Vive il colore, connesso a una luce atmosferica, come necessità per aggettivare un proprio linguaggio creativo che instancabilmente modula in rapporti con la sua stessa vita, che la porta, ad esempio, a lasciare Milano per alcuni giorni ogni settimana e vivere a Iseo, sulle sponde del lago che ospita il suo studio e che – dice – le offre la dimensione giusta per il suo dipingere.
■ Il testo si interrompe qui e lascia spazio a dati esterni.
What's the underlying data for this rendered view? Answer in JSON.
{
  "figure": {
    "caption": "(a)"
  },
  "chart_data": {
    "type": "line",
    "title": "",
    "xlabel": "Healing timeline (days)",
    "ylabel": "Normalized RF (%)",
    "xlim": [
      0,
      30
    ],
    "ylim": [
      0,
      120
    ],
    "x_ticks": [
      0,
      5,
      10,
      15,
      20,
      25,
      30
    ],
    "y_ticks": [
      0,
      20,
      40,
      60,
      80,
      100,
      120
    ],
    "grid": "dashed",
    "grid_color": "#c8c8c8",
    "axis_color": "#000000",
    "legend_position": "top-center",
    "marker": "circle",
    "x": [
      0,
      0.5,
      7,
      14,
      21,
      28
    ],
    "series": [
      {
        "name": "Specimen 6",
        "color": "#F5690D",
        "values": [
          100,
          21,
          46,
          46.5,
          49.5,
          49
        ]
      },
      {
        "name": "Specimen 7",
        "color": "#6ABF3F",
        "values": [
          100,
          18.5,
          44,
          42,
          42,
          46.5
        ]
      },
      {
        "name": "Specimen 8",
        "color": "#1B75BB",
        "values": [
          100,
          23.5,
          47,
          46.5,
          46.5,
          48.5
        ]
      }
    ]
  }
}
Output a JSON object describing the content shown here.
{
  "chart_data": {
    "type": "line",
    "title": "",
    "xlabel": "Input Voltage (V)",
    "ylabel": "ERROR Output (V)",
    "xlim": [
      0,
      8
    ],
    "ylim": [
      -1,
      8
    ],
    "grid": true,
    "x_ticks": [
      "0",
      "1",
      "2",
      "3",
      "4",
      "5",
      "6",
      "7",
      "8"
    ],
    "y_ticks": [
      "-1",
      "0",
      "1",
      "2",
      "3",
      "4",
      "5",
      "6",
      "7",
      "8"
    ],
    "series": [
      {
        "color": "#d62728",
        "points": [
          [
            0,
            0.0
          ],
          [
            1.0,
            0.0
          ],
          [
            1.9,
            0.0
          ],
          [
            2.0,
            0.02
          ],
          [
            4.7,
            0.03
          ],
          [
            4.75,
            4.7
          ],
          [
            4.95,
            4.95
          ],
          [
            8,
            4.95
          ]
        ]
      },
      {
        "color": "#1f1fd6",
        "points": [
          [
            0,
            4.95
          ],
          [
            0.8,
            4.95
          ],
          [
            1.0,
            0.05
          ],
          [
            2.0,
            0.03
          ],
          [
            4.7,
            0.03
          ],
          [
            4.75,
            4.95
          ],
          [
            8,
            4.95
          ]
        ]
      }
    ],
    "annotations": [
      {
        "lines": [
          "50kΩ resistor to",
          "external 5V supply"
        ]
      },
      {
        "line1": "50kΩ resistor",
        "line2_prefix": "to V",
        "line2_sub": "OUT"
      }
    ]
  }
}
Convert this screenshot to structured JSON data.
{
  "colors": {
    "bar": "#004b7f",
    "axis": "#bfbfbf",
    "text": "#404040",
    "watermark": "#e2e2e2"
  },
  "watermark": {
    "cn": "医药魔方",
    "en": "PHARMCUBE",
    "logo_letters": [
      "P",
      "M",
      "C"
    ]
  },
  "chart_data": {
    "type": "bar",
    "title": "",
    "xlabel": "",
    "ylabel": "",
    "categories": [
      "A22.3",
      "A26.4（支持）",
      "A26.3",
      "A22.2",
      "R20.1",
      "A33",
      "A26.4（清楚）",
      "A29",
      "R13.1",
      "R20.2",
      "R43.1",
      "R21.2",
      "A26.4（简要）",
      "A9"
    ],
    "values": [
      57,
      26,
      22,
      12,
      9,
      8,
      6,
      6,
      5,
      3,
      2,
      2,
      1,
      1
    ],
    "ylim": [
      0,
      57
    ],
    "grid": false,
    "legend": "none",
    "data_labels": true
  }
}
Inesauribile nella carica artistica che intreccia attraversamenti sapienziali in proiezioni contemporanee della storia dell’arte e dell’estetica come sensibilità, che hanno corroborato i suoi studi, in circostanze e situazioni che ha saputo cogliere nel corso di anni pregni di stimoli e progressivi moltiplicatori filologici come per delle stagioni da fissare sulle tele.
Oggi pone un’istanza artistica che iscrive il valore etico nella cultura e non nel mercato, allo slancio del fare più che all’isteria del déjà vu, al piacere di momenti dedicati piuttosto che alla fretta di una produzione scadente. Perché il mondo in crisi in cui viviamo ha messo in difficoltà anche l’artista, e la società dei consumi tende a perdere la grammatica del turbamento, quella ricerca anche estetica, che invece propone.
Hanno scritto: Andrea Barretta, Arianna Baldoni, Giorgio Bonomi, Domenico Cara, Giampietro Guiotto, Bianca Martinelli.
Bibliografia
- “Adriana Pullio”, catalogo Galleria Ciovasso di Milano, ottobre 2008, pp. 50
- “Adriana Pullio”, catalogo Galleria Scoglio di Quarto, Milano, febbraio 2017, pp. 50
- “L’infinito nelle geometrie di Adriana Pullio”, a cura e di Andrea Barretta, ed ab/arte, Brescia, aprile 2018, pp 108, presente nella biblioteca del Metropolitan Museum di New York.